Après quelques questions techniques du parquet, ce sont des avocats des parties civiles qui ont pris la parole. La plupart d’entre eux ont simplement tenu à remercier ces premiers intervenants, qui “ont porté secours aux victimes”, pour “l’héroïsme dont ils ont fait preuve”.

Sur interrogation, les intervenants ont rappelé que 133 victimes de Maelbeek, blessées à des degrés divers, et 135 à Zaventem, avaient été prises en charge à l’hôpital. Ce nombre ne comprend pas les victimes qui se sont rendues d’elles-mêmes en milieu hospitalier.

Une victime de Zaventem a ensuite clôturé les questions des parties civiles, en mettant en lumière l’attitude des pompiers et militaires, qui ont parfois dû utiliser leurs vêtements pour porter les premiers soins. “Ils ont sauvé des vies en effectuant des garrots avec leur ceinture“, a-t-elle souligné.


15h28 – La bombe d’Osama Krayem, même sans pile, aurait pu exploser

Les avocats de la défense ont pu ensuite également pu poser leurs questions aux premiers intervenants de Zaventem et Maelbeek. Le conseil d’Osama Krayem, Me Stuyck, a notamment questionné le service de déminage de l’armée (Sedee) sur ce qui aurait pu arriver si l’accusé n’avait pas évacué le contenu de sa bombe dans les sanitaires de l’appartement de l’avenue des Casernes.

Le sac à dos aurait-il pu exploser, même sans pile, s’il avait été déposé dans le métro ?“, a-t-elle demandé aux représentants du Sedee. “Il y aurait eu un risque de détonation par sympathie, simplement due à la sensibilité du TATP“, si le sac s’était trouvé à proximité du lieu d’explosion du kamikaze El Bakraoui. Un risque de détonation aurait également existé si le sac, même sans pile, avait simplement été déposé dans l’appartement de l’avenue des Casernes. “Il y a toujours un risque que le TATP commence à se décomposer, et soit donc de plus en plus instable“, a confirmé le major Verburg.

Rappel des faits, profil des inculpés et témoignages de victimes : notre dossier sur les attentats de Bruxelles


18h30 – Quelques questions avant la fin de l’audience

Après une pause, ce sont les témoins des phases 2 et 3 de l’enquête qui ont été mis à disposition des questions. Ils le resteront la semaine prochaine, seul le parquet a pu, avant la fin de l’audience vers 18h30, les questionner.

Sur l’ordinateur portable retrouvé rue Max Roos, ont été retrouvés photos, lettres, documents de propagande, fichiers audio et vidéo, autant d’informations qui ont permis aux enquêteurs de contextualiser l’emploi du temps et les motivations des terroristes. Son exploitation a permis de révéler l’existence d’éléments ouverts antérieurement aux attentats de Paris et Bruxelles. Et parmi ceux-ci, il y avait un pdf appelé “support de cours 2015”, créé le 29 mai 2015, soit bien avant les attentats du 22 mars 2016. L’auteur du fichier est référencé comme “Hervé”.
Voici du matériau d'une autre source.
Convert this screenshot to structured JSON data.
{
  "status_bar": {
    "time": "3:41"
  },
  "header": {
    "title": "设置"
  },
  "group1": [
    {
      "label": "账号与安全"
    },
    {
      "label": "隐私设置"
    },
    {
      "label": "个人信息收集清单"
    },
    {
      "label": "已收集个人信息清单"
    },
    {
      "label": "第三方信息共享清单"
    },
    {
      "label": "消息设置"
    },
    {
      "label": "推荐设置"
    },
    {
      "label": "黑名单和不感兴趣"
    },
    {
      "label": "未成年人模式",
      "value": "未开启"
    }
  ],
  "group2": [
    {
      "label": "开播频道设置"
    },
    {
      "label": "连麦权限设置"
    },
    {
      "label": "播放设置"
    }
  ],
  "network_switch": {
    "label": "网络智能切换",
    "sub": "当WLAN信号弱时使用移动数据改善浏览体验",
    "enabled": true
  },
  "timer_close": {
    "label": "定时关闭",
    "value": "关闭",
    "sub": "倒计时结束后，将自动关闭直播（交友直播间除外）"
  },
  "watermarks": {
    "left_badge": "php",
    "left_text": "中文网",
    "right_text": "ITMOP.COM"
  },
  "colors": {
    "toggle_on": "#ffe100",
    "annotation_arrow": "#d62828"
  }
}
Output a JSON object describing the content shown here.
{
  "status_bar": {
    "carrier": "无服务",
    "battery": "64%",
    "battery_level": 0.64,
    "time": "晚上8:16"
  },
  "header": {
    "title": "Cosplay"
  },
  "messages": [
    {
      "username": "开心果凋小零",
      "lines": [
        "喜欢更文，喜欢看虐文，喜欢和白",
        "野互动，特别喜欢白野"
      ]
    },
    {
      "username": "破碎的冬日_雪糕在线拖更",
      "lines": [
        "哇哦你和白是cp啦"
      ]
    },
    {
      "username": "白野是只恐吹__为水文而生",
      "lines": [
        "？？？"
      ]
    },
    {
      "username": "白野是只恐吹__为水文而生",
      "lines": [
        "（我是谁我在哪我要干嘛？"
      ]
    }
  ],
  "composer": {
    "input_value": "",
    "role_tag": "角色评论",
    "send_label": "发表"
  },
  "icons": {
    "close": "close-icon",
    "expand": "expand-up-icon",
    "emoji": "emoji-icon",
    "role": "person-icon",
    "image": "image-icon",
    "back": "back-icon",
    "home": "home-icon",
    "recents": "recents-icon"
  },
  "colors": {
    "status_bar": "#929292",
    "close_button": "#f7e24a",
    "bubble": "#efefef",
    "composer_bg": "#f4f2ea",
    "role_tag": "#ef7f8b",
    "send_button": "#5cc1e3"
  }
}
Dans l’ordinateur personnel et le GSM de l’accusé Hervé Bayingana Muhirwa, plusieurs éléments ont laissé apparaître qu’il suivait des cours de langues arabe et anglaise, ont encore confirmé les enquêteurs, évoquant notamment l’alphabet en arabe et une application d’apprentissage de langue sur son téléphone.

Le parquet a également fait confirmer aux enquêteurs que l’ordinateur retrouvé rue du Dries n’était protégé par aucun mot de passe et qu’aucun dossier n’était crypté; tout était donc libre d’accès à quiconque utilisait l’ordinateur. Sur celui-ci, quantité de documentation djihadiste ainsi que des photographies de vêtements militaires, d’armes et d’identités ont été retrouvées. Il contenait également un sous-dossier “études” reprenant des reportages sur les alertes nucléaires, les centrales nucléaires et les usines à risque, des photos de lieux visés en France et en Belgique, notamment de lycées militaires français, du port d’Anvers, du 16 rue de la Loi, d’une école maternelle et primaire de Houthalen,… Cet ordinateur renfermait également un dossier Salah, comprenant lui-même plusieurs sous-dossiers (“coran”, “Merah”, “attentat”, …). Aucun autre dossier ne portait le nom d’un accusé.

La séance des questions/réponses reprendra lundi. Elle devrait s’étaler sur tout la semaine.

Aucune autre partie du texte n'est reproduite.